Il considère cette accusation comme un « renversement grotesque des responsabilités », estimant que la véritable menace pour l’intégrité territoriale du pays se trouve du côté des acteurs impliqués dans la crise sécuritaire dans l’Est.
« Ceux qui favorisent objectivement la balkanisation sont précisément ceux qui servent de relais politiques, directs ou indirects, à “Sauvons le Congo” et à l’AFC-M23 », soutient-il.
L’ambassadeur PCA appelle ainsi les Congolais à soutenir le principe d’une consultation directe de la population et à préserver l’unité nationale.
« Congolais, restons unis et remercions le Chef de l’État d’avoir choisi d’écouter directement son peuple », lance-t-il.
Il plaide par ailleurs contre toute forme de récompense politique accordée, selon lui, à ceux qui auraient pris les armes contre la République.
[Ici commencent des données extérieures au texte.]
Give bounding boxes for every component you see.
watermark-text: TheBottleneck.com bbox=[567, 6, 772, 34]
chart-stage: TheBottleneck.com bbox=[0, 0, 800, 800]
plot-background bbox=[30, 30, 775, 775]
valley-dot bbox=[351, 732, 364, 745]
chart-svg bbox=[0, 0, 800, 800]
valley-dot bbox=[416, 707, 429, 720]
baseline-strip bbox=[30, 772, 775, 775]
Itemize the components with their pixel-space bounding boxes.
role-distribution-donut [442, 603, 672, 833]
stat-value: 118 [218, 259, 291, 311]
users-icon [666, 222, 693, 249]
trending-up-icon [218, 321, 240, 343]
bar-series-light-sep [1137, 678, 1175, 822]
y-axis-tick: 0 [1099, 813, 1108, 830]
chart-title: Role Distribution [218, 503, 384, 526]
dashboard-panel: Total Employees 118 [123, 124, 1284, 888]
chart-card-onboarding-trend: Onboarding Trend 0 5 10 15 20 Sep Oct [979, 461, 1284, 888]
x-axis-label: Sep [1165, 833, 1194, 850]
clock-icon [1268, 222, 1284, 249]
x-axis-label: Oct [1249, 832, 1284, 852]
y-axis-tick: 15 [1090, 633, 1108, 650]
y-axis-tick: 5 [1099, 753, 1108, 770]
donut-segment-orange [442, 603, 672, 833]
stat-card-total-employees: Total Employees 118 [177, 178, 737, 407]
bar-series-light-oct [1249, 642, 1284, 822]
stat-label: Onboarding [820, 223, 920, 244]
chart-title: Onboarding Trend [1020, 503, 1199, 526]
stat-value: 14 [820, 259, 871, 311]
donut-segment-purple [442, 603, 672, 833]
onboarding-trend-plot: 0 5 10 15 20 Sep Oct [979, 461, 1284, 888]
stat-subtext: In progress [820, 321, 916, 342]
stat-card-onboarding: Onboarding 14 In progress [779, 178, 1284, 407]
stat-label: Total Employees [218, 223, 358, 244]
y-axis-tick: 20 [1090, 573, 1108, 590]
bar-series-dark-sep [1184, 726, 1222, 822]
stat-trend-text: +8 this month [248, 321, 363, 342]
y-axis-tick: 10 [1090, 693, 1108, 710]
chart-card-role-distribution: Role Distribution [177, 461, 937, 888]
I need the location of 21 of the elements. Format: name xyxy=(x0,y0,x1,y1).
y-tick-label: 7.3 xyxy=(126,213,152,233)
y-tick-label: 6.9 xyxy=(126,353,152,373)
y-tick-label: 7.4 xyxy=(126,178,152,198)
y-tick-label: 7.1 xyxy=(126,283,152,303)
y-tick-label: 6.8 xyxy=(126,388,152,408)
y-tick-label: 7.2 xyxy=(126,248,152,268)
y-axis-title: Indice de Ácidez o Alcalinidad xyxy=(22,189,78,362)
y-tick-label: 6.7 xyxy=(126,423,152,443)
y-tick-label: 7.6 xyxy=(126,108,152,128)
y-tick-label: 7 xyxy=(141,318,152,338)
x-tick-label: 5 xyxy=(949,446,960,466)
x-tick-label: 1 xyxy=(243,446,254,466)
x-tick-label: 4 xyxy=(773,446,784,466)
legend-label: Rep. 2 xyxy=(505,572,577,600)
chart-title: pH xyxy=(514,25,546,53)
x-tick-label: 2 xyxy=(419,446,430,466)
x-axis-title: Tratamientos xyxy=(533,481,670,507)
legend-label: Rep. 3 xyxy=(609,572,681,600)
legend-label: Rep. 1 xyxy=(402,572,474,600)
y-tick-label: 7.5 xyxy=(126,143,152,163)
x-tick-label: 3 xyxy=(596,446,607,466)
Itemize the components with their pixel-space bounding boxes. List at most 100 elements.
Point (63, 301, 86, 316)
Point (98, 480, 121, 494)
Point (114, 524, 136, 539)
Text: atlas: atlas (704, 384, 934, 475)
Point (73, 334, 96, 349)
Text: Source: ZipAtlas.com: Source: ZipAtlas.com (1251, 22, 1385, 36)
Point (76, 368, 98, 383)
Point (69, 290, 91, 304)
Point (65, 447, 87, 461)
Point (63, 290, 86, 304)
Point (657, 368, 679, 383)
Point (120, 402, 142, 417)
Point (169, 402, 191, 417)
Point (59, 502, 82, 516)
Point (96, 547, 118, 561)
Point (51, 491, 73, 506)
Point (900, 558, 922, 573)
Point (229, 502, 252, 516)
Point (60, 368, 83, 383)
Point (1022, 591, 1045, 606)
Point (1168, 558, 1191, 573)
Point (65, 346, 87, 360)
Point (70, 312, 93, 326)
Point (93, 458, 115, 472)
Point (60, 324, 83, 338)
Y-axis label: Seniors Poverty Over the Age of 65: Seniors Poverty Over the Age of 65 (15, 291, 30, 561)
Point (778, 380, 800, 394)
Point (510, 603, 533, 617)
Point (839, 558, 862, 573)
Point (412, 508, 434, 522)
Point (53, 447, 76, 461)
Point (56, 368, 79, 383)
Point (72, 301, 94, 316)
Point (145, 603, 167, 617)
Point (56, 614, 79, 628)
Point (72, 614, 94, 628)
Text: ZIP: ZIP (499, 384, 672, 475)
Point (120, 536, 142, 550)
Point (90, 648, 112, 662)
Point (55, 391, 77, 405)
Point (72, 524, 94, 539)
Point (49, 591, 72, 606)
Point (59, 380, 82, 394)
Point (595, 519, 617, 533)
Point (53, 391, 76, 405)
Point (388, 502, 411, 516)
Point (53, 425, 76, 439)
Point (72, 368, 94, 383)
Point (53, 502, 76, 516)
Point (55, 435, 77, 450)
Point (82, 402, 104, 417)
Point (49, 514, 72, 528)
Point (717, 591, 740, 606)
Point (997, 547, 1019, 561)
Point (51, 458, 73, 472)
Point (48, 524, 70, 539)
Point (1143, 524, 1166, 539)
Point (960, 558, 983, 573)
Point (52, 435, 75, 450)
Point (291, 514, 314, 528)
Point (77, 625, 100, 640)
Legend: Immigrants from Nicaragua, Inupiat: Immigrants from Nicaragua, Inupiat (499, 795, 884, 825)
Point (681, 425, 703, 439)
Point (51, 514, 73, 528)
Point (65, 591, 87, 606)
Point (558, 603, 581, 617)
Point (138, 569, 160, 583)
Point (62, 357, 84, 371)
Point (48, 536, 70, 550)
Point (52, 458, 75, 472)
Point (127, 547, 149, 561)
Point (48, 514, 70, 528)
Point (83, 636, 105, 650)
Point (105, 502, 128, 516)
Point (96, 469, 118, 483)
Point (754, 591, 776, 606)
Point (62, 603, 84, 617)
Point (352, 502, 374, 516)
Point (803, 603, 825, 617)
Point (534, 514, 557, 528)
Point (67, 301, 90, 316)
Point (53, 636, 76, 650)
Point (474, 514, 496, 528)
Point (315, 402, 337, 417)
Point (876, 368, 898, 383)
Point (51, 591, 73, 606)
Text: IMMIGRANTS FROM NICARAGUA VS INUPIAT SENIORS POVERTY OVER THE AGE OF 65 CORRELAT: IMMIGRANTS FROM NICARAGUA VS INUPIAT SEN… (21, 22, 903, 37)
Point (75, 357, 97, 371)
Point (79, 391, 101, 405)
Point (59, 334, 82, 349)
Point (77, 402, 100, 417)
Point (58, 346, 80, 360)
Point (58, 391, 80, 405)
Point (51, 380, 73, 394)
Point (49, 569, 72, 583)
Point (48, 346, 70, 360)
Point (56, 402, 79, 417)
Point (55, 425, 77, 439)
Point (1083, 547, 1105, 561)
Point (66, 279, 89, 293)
« Nous refusons toute prime accordée à ceux qui prennent les armes contre la République. Nous refusons que des serviteurs d’intérêts étrangers viennent négocier l’avenir du Congo comme s’ils en étaient les propriétaires », affirme Jean-Thierry Monsenepwo.
En conclusion, il appelle à tirer les conséquences politiques des positions adoptées dans le débat national.
« L’erreur est humaine. Mais lorsque l’on persévère consciemment dans l’erreur contre son propre pays, cela ne relève plus de l’ignorance : cela devient une faute politique et morale impardonnable », conclut-il.